Sometimes it is hard to know whether some of Ukip’s candidates in the European parliamentary elections have genuinely distasteful views or are just plain daft. According to David Coburn, Ukip’s lead candidate in Scotland, Alex Salmond was guilty of a “sectarian” stunt for visiting a mosque on the election trail.
Eh? By any standard of logic, even a warped one, the comment doesn’t make any sense. To be sectarian, one would, at the very least, refuse to visit places of worship associated with one particular faith while happily visiting others. Mr Salmond can be accused of many things, but that is certainly not one of them. Indeed, in this case, as Scotland’s First Minister, he was surely trying his utmost to be non-sectarian.
In an attempt to explain himself, Mr Coburn said that if he had visited a Roman Catholic cathedral, he would have been accused of playing the religious card. Eh, again? We are completely unable to imagine any connection between Roman Catholics and Ukip’s principal policies of being anti-immigration or being against British membership of the EU.
Some, we concede, may think there is a sinister link between the EU’s founding Treaty of Rome and the fact that the RC Church has its seat of temporal governance in Rome. But such people, we also reckon, are given to wearing tinfoil hats.
So it is tempting to dismiss Mr Coburn’s remarks as mere nuttiness. But it is becoming more obvious by the day that there are just too many outbursts by too many Ukip people for the party to be regarded as just harbouring a few cranks, like any political outfit.

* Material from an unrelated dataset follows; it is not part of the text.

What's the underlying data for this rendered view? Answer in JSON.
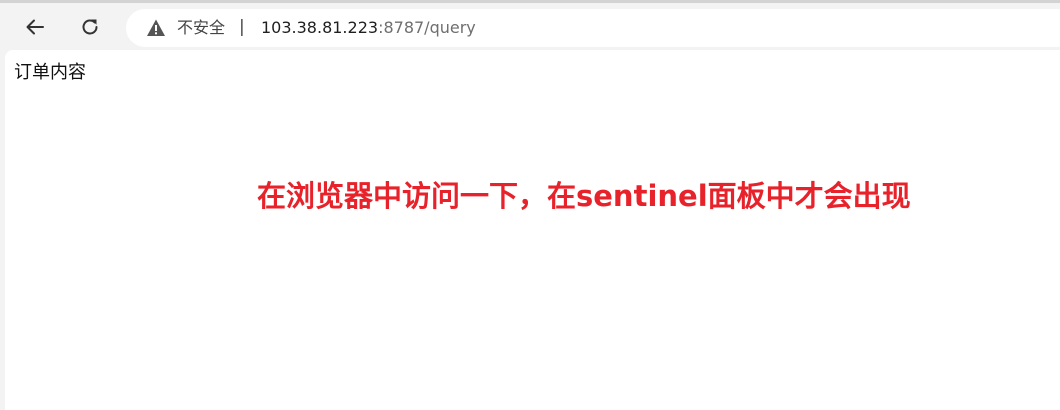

The candidate who said that comedian Lenny Henry should go back to a “black country”, the Scottish official who said that Glasgow City Council was for “lesbians, gays [and] communists”, the councillor who blamed flooding on gay marriage … the list goes on and on.
True, some of these people have been kicked out of Ukip. But there’s the leader himself, Nigel Farage, on the radio and saying some pretty unpleasant things about Romanians, as though to be Romanian is to be a criminal. And when asked to apologise for this absurd stereotyping, he refuses to do so on air, and only does so many hours later.
One straw in the wind does not make a solid case for there being a nearby haystack, but when it becomes a blizzard of straws, it is fair to assume that the haystack is near and in a state of collapse. But Ukip, quite extraordinarily, despite all the evidence that it harbours rather a lot of intolerant and racist people, is not at all about to fold in on itself.
Moreover, it is not impossible that by next week Mr Coburn will be an MEP representing Scotland. Voters will have the democratic choice of accepting or rejecting such opinions at the ballot box on Thursday. Mr Coburn could do himself and his party a favour by withdrawing his remark in advance of the election.
Needless delay - now get on with it
WHY has it taken three years for a learned committee to conclude that the radiation particles which have long been known to exist on the beach at Dalgety Bay in Fife pose a risk to public health and that action to clean it up should be taken as soon as possible?
It is not as though Dalgety Bay is remote and rarely visited. It is right next to a township of several thousand people and hundreds of children, whose parents constantly worry that they are at risk. Children being children, temptations to ignore instructions and go play on the beach will always exist. That radioactive particles coming off Second World War aircraft instruments dumped offshore were being washed onshore has long been known.
The Committee on Medical Aspects of Radiation in the Environment believes that these are unconnected with cancer rates in nearby communities. But it believes they are a risk to health. It surely cannot have taken three years to reach that conclusion – testing a sample of the particles, which are described as “high activity”, ought to have produced the necessary evidence a lot quicker than that.
The committee says that it has not been able to determine the magnitude of the contamination or how long the natural decay of radioactive elements might take for the danger to disappear of its own accord. But the suggestion that an offshore barrier should be constructed implies that it thinks the risk may be pretty substantial.
At least the clean-up is now demanded. It will be difficult, laborious and costly. But what the people of Dalgety Bay do not need is any dispute between the Scottish and UK governments over who should pay for it.